Я по-прежнему молчала.
— В роли будущего мужа мне всегда виделся только Стас. С ним я мечтала воспитывать наших будущих талантливых детей, с ним я хотела учиться и работать, жаль по баллам не прошла в вуз. Из-за тебя планы остались лишь детскими бумажными корабликами, — вздохнув, метафорично подвела черту под воспоминаниями о детских годах Саша. И я вновь вспомнила наш разговор с Мошкиной осенью по скайпу. Так вот о каком перспективном будущем муже она говорила. — А помнишь, те фотографии, где вы запечатлены в двусмысленной позе? Их сделала я, но не Квашняк с Бобринской, как подумалось тебе. Спросишь зачем? Отвечу. Чтобы поссорить вас. Ради элементарного стёба.
Какая Сашка все же глупая и смешная. Она, наверное, надеялась, что мы, испугавшись общественного мнения, перестанем общаться даже в шутливо-ироничной форме? Кто бы над нами мог посмеяться? Кто бы мог осудить нас? Может, у кого-то выросли лишние зубы, как у акулы, в три ряда? Или она решила, что я снова рассержусь на Кутусова за тот его поступок, и, как осенью, начну обвинять во всех смертных грехах?
Непонятно одно: зачем она звала меня в Санкт-Петербург? Не думала, что мы с Кутусовым встретимся? Возможно. Вдруг вспомнилось, как Мошкина настойчиво интересовалась, не возобновила ли я отношения со Стасом? И получив карт-бланш, немедленно этим воспользовалась. Теперь многое в ее поведении прояснилось.
— Комендантшу в общежитии на вас натравила тоже я, — с гордостью проговорила Мошкина. — Сказала, что видела, как парень с девушкой залезли на балкон и зашли в чужую комнату, наверное, грабители. Ха, испортила я вам аудиенцию? — Сашка, не услышав ответа на вопрос, продолжила свою обличительную речь: — Как только ты показалась в Питере, Кутусов попросил меня все забыть и не говорить тебе о наших отношениях. Но я тут подумала, а почему должна молчать?

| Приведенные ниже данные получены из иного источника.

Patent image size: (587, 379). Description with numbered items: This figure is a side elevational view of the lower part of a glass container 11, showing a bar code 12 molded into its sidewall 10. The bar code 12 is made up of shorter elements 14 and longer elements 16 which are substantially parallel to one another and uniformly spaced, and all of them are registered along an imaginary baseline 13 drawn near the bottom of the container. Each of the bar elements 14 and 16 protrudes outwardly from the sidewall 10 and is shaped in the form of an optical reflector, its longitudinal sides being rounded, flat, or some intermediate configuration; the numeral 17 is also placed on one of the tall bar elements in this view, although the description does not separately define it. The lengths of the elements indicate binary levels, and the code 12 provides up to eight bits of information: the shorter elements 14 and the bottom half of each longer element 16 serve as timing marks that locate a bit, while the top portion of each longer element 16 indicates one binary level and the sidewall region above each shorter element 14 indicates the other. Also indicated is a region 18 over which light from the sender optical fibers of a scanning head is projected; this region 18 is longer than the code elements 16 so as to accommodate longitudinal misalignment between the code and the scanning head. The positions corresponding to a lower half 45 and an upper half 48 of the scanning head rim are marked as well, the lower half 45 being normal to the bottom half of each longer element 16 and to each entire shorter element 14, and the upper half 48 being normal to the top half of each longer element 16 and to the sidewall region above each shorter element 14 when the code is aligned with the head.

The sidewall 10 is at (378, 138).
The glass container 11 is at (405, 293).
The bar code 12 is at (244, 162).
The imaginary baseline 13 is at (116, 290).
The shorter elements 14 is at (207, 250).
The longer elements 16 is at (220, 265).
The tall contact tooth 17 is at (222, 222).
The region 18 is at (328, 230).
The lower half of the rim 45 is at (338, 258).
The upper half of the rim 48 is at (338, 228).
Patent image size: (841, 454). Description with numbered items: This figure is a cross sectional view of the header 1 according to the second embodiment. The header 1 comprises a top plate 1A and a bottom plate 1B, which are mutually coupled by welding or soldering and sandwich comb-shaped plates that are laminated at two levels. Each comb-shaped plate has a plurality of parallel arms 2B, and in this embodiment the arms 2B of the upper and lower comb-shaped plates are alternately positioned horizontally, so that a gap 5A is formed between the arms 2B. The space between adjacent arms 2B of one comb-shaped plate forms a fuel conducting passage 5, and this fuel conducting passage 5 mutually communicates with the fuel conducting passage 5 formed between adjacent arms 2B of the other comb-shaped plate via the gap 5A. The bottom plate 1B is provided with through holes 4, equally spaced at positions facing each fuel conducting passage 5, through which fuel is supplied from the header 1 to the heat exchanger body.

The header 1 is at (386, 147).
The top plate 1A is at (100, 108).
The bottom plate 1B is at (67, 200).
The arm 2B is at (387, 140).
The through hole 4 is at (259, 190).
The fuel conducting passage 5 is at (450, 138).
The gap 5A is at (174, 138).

Из лебединой верности к нему? Знаешь, Стаська, я тебя очень любила как подругу до тех пор, пока ты не перешла красную линию. Теперь Кутусов мой, я буду бороться за него всеми доступными способами. Буду бороться не просто за любимого человека, а за отца своего будущего ребенка.
Ох, как же не хотелось снова разочаровываться в Стасе. Ну не может бомба два раза упасть в одно и то же место. Мне очень хотелось верить в его честность, даже не так: я верила в его порядочность и любовь ко мне. Хотя порядочность — это сейчас настолько устаревшее слово, анахронизм просто.